Athlete likely to be convicted of manslaughter
THE CHARGE: Premeditated murder.
THE VERDICT: Rejected
WHY?: It needed to be proved that Oscar Pistorius knew Reeva Steenkamp was behind the door, that he planned to kill her and did kill her.
Judge Masipa rejected this charge out of hand.
To convict on this charge, the burden is on the state to prove that there could be no other explanation, something which it failed to do.
THE CHARGE: Second degree, or common law murder.
THE VERDICT: This was also rejected.
WHY?: It had hinged on a complex legal term called 'dolus eventualis'.
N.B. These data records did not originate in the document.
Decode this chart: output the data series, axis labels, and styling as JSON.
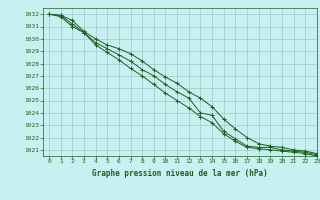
{
  "title": "Graphe pression niveau de la mer (hPa)",
  "bg_color": "#c8f0f0",
  "grid_color": "#a0c8c8",
  "line_color": "#1a6020",
  "xlim": [
    -0.5,
    23
  ],
  "ylim": [
    1020.5,
    1032.5
  ],
  "yticks": [
    1021,
    1022,
    1023,
    1024,
    1025,
    1026,
    1027,
    1028,
    1029,
    1030,
    1031,
    1032
  ],
  "xticks": [
    0,
    1,
    2,
    3,
    4,
    5,
    6,
    7,
    8,
    9,
    10,
    11,
    12,
    13,
    14,
    15,
    16,
    17,
    18,
    19,
    20,
    21,
    22,
    23
  ],
  "line1_x": [
    0,
    1,
    2,
    3,
    4,
    5,
    6,
    7,
    8,
    9,
    10,
    11,
    12,
    13,
    14,
    15,
    16,
    17,
    18,
    19,
    20,
    21,
    22,
    23
  ],
  "line1_y": [
    1032.0,
    1031.9,
    1031.2,
    1030.5,
    1029.7,
    1029.2,
    1028.7,
    1028.2,
    1027.5,
    1027.0,
    1026.3,
    1025.7,
    1025.2,
    1024.0,
    1023.8,
    1022.5,
    1021.9,
    1021.3,
    1021.2,
    1021.2,
    1021.0,
    1020.9,
    1020.8,
    1020.6
  ],
  "line2_x": [
    0,
    1,
    2,
    3,
    4,
    5,
    6,
    7,
    8,
    9,
    10,
    11,
    12,
    13,
    14,
    15,
    16,
    17,
    18,
    19,
    20,
    21,
    22,
    23
  ],
  "line2_y": [
    1032.0,
    1031.9,
    1031.5,
    1030.6,
    1030.0,
    1029.5,
    1029.2,
    1028.8,
    1028.2,
    1027.5,
    1026.9,
    1026.4,
    1025.7,
    1025.2,
    1024.5,
    1023.5,
    1022.7,
    1022.0,
    1021.5,
    1021.3,
    1021.2,
    1021.0,
    1020.9,
    1020.7
  ],
  "line3_x": [
    0,
    1,
    2,
    3,
    4,
    5,
    6,
    7,
    8,
    9,
    10,
    11,
    12,
    13,
    14,
    15,
    16,
    17,
    18,
    19,
    20,
    21,
    22,
    23
  ],
  "line3_y": [
    1032.0,
    1031.8,
    1031.0,
    1030.5,
    1029.5,
    1028.9,
    1028.3,
    1027.6,
    1027.0,
    1026.3,
    1025.6,
    1025.0,
    1024.4,
    1023.7,
    1023.2,
    1022.3,
    1021.7,
    1021.2,
    1021.1,
    1021.0,
    1020.9,
    1020.8,
    1020.7,
    1020.5
  ],
  "ytick_fontsize": 4.5,
  "xtick_fontsize": 4.5,
  "xlabel_fontsize": 5.5
}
According to criminal lawyer Ulrich Roux: "When the test of 'dolus eventualis' is applied, the question that is asked is whether the accused could have foreseen the possibility that his actions would have resulted in death, yet was reckless to that possibility when he proceeded to shoot."
Some South African lawyers have already criticised Judge Masipa, saying that Pistorius must have known there was a real possibility that he would kill whoever was behind the locked toilet door when he fired four shots through it.
On this, the judge accepted Pistorius's version that he did not foresee his actions would kill. It is also relevant that he could not have foreseen killing Ms Steenkamp, as he wrongly believed her to be in the bedroom.
THE CHARGE: Culpable homicide.
THE VERDICT: To be decided.
WHY?: Though the judge accepted Pistorius did not foresee he would kill whoever was in the toilet, a reasonable man would have done, she said, which leaves him open to the charge of culpable homicide, or manslaughter.
He will almost certainly be convicted under this lesser charge.
It is not unreasonable to see Pistorius's actions, in arming himself, confronting danger, pointing his firearm towards a person and firing it, as near the upper end of this range.
SENTENCING: If found guilty, Pistorius could be sentenced to anything from a non-custodial sentence to 15 years in jail.